Nexstar’s Washington correspondent, Drew Petrimoulx, reports that many say payday lenders target vulnerable people and trap them in deals they can’t afford.
Payday loans are promoted as emergency cash for people in a bind.
And in the United States, there are more of these lenders than McDonald’s restaurants.
“These are exploding loans that are really causing a lot of damage,” said Michael Calhoon, at the Center for Responsible Lending.
Calhoon says the loans target people with poor credit and snare them in an endless cycle of interest payments.
Payday lenders are already banned in one-third of states.
“This is an effort to stop the debt trap that so many of my constituents face,” said Rep. Terri Sewell, D-Ala.

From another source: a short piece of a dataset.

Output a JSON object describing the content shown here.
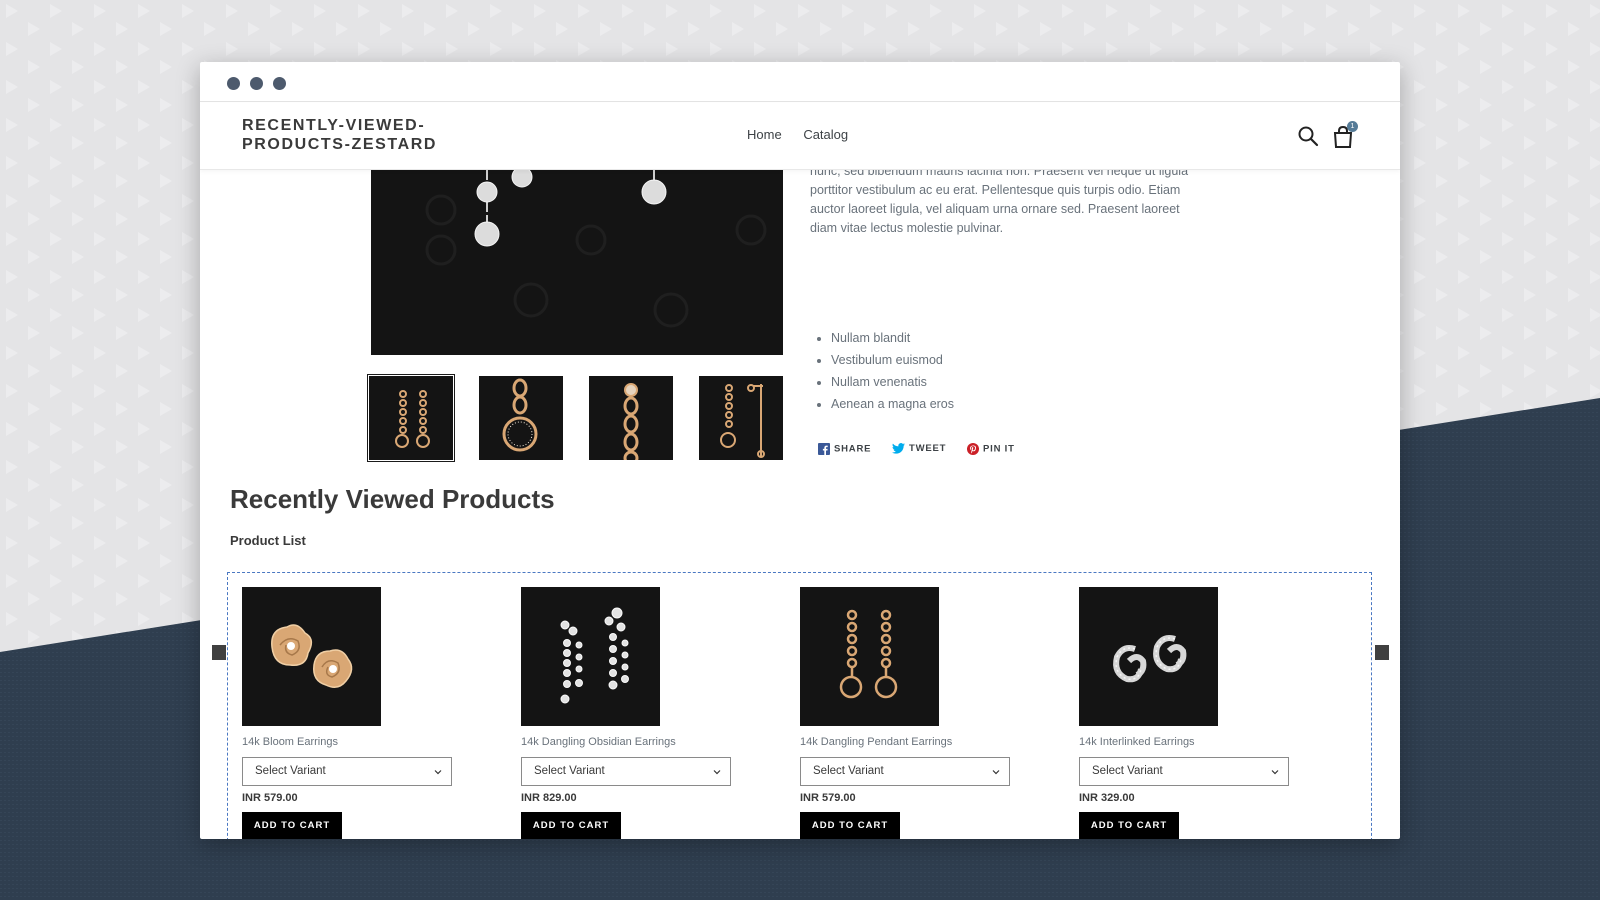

This month the Consumer Financial Protection Bureau (CFPB) issued new restrictions on who can receive the loans and how often they’re doled out.
“[The bill] puts the onus on the payday lenders to make sure people have the ability to repay,” Sewell said.
Lenders say the rules will put many of them out of business and leave people without an option to get money in an emergency.
The CFPB, which authored the rules, has been a frequent target of Republicans in Congress who say the agency oversteps its bounds.
Rep. Jeb Hensarling, R-Texas, has called it “big government nannyism, which constantly makes credit more expensive and less available to hard-working Americans.”
But even many lawmakers skeptical of the agency’s reach support restrictions on payday lenders.
For their part, the lenders are promising to challenge the regulations in court before they go into effect in 2019.